China:La oposición apuesta a la crisis económica y el derrumbe político.
El pueblo chino es mucho más libre de lo que, en Occidente, muchas veces se piensa, advirtió el académico singapurense Kishire Mahbubani. Pero la idea no es compartida por la oposición china, como quedó en evidencia en una larga entrevista concedida por Teng Biao, a la BBC, que lo identifica como abogado de derechos civiles y “una de las voces más destacadas de la disidencia china”.

“El régimen dictatorial chino no durará mucho más”, titula la periodista Tamara Gil su entrevista con Teng Biao. Para el opositor chino, “el régimen dictatorial va contra la naturaleza humana, contra la humanidad, así que no durará mucho”.

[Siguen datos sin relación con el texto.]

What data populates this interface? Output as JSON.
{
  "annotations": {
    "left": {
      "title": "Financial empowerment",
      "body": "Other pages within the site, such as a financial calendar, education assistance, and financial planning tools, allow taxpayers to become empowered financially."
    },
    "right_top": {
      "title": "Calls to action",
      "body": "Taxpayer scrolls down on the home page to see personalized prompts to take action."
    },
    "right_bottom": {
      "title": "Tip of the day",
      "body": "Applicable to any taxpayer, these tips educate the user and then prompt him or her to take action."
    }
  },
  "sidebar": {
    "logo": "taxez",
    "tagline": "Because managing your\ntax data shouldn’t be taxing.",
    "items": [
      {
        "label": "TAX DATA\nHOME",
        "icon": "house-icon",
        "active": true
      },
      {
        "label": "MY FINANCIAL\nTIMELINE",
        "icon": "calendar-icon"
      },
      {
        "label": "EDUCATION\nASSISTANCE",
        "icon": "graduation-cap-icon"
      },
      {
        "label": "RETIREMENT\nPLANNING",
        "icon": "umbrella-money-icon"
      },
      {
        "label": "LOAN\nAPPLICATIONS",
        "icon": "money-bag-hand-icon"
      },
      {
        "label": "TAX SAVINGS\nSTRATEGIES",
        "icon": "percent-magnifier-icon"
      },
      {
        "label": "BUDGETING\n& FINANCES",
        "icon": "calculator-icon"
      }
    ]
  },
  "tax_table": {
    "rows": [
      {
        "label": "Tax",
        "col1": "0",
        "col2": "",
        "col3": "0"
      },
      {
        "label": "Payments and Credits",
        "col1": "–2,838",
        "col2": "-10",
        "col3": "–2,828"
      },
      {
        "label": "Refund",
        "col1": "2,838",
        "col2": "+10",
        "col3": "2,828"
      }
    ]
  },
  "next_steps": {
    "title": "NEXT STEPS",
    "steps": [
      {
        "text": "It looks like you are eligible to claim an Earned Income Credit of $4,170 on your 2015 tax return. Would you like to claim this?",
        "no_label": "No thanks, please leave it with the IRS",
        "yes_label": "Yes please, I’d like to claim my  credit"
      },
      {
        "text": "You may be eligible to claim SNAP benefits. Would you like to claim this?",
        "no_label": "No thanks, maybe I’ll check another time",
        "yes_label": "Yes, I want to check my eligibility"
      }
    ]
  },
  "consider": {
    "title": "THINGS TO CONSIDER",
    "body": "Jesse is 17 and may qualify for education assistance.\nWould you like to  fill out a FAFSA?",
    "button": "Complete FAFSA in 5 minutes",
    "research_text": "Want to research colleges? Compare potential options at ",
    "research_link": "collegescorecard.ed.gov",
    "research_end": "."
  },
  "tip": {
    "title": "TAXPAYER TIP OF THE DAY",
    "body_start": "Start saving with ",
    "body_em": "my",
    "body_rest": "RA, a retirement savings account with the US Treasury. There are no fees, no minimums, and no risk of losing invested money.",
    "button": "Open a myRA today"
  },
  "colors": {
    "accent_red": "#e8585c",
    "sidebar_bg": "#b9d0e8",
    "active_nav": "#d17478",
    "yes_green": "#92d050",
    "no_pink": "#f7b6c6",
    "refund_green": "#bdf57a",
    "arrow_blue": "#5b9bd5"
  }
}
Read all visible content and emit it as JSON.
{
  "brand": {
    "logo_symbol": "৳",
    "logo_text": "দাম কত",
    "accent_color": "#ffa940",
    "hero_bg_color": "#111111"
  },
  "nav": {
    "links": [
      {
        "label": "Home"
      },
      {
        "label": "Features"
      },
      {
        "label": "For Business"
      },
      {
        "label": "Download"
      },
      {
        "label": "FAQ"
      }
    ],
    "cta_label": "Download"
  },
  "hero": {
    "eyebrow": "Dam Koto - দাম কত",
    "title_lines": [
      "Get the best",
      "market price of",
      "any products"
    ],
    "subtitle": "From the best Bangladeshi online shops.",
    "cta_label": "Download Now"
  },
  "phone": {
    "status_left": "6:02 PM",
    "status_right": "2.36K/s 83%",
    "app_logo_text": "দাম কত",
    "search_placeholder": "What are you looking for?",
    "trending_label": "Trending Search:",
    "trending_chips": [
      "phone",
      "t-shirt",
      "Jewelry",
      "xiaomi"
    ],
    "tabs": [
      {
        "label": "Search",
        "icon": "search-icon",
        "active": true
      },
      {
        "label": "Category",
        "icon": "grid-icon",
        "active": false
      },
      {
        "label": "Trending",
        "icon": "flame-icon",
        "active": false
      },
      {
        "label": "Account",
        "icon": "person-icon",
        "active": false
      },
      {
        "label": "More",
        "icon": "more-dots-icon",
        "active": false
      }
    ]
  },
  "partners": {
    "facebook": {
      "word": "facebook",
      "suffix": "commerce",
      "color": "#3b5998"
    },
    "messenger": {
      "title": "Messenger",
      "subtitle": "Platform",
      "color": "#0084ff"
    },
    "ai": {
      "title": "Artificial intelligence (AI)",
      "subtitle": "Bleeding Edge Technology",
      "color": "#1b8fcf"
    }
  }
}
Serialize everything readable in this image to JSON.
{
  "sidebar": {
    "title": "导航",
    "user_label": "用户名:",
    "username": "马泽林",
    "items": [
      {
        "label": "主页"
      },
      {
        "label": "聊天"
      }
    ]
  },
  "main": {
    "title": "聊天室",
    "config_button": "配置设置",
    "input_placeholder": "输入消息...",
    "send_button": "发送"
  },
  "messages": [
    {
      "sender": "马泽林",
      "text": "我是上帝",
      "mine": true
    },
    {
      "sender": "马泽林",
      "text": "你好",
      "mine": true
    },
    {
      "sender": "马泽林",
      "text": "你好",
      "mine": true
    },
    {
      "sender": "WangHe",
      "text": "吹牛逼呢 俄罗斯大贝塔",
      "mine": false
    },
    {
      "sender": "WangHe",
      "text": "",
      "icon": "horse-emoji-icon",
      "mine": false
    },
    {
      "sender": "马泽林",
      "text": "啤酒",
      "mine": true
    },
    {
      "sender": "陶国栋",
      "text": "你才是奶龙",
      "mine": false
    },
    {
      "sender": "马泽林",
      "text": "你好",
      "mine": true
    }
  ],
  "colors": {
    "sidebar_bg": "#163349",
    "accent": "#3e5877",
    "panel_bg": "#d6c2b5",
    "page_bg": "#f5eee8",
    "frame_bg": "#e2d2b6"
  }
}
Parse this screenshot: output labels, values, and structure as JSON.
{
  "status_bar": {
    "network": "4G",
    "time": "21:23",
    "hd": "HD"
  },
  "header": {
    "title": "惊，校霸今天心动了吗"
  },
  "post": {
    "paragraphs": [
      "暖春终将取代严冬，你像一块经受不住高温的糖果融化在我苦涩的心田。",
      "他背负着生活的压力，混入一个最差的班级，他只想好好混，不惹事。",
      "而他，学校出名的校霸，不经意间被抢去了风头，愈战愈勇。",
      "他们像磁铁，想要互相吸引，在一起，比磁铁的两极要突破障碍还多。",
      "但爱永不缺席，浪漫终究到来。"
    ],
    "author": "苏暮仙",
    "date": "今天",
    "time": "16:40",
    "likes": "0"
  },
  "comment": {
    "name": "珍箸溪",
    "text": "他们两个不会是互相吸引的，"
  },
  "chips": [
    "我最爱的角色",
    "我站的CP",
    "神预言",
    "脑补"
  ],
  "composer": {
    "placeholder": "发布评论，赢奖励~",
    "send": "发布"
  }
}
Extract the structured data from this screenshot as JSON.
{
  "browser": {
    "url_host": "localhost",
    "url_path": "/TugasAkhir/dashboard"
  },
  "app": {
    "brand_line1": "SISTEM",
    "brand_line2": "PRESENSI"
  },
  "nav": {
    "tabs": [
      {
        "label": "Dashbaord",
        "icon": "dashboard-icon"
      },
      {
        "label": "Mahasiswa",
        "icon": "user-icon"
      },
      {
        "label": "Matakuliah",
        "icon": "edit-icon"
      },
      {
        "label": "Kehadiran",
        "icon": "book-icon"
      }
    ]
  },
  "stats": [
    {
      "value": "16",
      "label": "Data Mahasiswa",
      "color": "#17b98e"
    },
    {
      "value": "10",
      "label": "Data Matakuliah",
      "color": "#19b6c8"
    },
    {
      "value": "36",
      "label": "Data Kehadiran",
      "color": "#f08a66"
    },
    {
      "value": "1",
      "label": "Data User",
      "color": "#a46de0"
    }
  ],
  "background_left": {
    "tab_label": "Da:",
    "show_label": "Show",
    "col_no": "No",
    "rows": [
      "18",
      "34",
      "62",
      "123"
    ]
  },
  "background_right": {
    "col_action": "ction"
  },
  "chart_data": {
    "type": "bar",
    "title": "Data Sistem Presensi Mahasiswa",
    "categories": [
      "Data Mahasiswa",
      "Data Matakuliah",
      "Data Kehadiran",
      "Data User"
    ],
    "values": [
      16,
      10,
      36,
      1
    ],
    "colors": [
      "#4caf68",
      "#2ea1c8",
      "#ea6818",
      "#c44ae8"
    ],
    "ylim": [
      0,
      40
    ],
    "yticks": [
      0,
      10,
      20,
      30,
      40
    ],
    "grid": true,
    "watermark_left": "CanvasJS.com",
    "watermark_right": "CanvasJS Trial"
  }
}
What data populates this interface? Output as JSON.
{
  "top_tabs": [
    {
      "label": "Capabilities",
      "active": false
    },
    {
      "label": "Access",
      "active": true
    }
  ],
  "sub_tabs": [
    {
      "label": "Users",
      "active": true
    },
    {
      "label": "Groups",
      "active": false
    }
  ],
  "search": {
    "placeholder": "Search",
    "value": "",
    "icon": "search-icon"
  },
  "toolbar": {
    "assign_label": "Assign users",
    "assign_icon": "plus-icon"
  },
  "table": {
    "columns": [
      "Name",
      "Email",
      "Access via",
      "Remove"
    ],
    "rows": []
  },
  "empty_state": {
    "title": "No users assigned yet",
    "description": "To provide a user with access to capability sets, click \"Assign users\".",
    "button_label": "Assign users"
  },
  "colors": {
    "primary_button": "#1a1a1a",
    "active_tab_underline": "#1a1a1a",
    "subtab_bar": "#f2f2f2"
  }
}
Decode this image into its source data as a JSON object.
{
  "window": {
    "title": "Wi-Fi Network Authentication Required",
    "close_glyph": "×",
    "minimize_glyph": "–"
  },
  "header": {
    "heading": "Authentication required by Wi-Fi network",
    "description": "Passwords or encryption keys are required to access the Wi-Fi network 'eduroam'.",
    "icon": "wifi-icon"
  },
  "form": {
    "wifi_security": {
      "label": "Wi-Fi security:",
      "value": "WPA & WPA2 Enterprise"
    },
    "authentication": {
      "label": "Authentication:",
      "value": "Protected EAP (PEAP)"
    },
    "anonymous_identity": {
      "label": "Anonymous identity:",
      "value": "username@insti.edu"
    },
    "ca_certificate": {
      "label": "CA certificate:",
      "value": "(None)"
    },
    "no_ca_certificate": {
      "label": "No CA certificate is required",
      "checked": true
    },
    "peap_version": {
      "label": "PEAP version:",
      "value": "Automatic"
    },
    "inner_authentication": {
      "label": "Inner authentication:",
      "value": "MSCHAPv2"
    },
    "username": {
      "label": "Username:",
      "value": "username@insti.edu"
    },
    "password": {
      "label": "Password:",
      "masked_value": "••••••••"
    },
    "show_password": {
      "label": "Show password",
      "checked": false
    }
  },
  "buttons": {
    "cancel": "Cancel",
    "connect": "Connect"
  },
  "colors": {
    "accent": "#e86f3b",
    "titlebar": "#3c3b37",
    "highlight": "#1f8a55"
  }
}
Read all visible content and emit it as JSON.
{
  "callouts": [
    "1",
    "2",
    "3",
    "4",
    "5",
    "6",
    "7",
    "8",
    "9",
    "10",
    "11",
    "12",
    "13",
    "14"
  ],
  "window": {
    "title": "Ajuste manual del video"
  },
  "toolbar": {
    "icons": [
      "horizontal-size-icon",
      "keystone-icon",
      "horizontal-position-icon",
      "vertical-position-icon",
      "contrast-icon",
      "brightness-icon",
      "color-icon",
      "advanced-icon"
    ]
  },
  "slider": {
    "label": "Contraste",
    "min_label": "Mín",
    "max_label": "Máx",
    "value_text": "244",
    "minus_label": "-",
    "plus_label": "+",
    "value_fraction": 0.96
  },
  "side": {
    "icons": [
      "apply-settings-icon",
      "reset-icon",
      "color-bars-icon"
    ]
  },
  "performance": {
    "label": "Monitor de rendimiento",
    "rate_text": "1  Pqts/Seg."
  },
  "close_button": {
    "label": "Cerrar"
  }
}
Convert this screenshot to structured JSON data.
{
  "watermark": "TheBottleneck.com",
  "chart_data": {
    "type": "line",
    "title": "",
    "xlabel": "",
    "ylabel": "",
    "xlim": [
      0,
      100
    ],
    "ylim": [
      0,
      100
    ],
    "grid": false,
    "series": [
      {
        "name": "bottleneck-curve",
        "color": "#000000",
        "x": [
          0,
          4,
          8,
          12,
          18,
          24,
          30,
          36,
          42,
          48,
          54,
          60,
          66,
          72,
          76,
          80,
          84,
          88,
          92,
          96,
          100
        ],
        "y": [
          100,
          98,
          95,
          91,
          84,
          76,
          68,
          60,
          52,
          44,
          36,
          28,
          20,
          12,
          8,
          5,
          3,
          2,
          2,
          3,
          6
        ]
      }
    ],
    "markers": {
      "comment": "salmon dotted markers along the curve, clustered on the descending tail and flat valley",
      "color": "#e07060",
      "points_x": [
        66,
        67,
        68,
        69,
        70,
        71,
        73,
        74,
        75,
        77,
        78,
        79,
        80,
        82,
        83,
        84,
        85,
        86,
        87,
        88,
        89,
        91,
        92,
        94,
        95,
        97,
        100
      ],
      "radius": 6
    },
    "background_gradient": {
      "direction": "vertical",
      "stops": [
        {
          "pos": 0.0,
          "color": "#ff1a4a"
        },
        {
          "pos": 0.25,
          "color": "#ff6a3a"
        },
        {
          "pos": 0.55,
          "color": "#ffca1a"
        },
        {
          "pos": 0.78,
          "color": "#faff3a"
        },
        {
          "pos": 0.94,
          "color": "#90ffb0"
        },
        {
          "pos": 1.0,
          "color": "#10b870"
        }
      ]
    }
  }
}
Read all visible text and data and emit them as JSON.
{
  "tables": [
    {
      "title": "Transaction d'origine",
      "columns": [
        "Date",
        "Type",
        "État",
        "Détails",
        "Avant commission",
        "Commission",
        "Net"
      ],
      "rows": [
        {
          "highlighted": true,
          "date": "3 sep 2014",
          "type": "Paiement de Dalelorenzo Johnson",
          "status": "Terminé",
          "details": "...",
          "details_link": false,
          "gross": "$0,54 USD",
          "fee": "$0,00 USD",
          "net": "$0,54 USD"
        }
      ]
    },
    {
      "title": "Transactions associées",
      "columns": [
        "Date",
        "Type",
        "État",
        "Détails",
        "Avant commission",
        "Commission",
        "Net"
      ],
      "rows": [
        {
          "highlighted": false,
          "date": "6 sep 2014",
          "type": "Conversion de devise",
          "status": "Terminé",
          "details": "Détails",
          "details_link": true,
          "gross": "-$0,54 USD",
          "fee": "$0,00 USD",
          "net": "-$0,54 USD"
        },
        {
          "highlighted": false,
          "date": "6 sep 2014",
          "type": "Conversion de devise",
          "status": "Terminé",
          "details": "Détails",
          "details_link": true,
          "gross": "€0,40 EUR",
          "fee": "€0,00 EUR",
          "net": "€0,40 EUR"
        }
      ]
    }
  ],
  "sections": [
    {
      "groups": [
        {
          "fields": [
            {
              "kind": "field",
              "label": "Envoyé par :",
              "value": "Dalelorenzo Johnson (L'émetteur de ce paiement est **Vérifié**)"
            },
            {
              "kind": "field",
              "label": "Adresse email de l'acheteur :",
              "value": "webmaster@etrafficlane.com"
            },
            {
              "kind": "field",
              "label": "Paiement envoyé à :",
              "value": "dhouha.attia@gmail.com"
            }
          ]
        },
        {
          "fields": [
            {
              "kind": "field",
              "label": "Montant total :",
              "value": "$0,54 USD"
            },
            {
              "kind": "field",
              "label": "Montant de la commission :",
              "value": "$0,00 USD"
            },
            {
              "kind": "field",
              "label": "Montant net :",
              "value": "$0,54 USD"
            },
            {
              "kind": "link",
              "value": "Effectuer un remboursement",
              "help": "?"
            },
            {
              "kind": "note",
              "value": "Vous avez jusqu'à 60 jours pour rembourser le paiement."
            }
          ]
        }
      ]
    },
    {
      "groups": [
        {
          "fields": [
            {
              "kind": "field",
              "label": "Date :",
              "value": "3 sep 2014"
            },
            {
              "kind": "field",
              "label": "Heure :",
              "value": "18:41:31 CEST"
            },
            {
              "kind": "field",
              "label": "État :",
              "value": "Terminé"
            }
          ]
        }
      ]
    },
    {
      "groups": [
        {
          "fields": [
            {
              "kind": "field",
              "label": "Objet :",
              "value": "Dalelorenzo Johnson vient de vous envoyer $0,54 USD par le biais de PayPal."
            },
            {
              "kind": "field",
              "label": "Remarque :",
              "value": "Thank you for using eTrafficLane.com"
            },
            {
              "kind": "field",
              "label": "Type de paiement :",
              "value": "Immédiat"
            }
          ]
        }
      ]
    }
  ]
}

Biao suma su voz a la de los que se han visto decepcionados porque pensaron que la incorporación de China al orden económico y político mundial forzaría una transición democrática. Eso no ocurrió y no parece probable que ocurra.

La argumentación de Biao es, a ratos, confusa. “Si los ciudadanos chinos pudieran disfrutar de la libertad de información y de expresión, sin ninguna duda demandarían un cambio democrático”, afirma. Defiende la idea de que el reciente desarrollo de internet y la divulgación de ideas liberales en China hace que cada vez más ciudadanos chinos asuman “las ideas de la democracia occidental y la libertad”.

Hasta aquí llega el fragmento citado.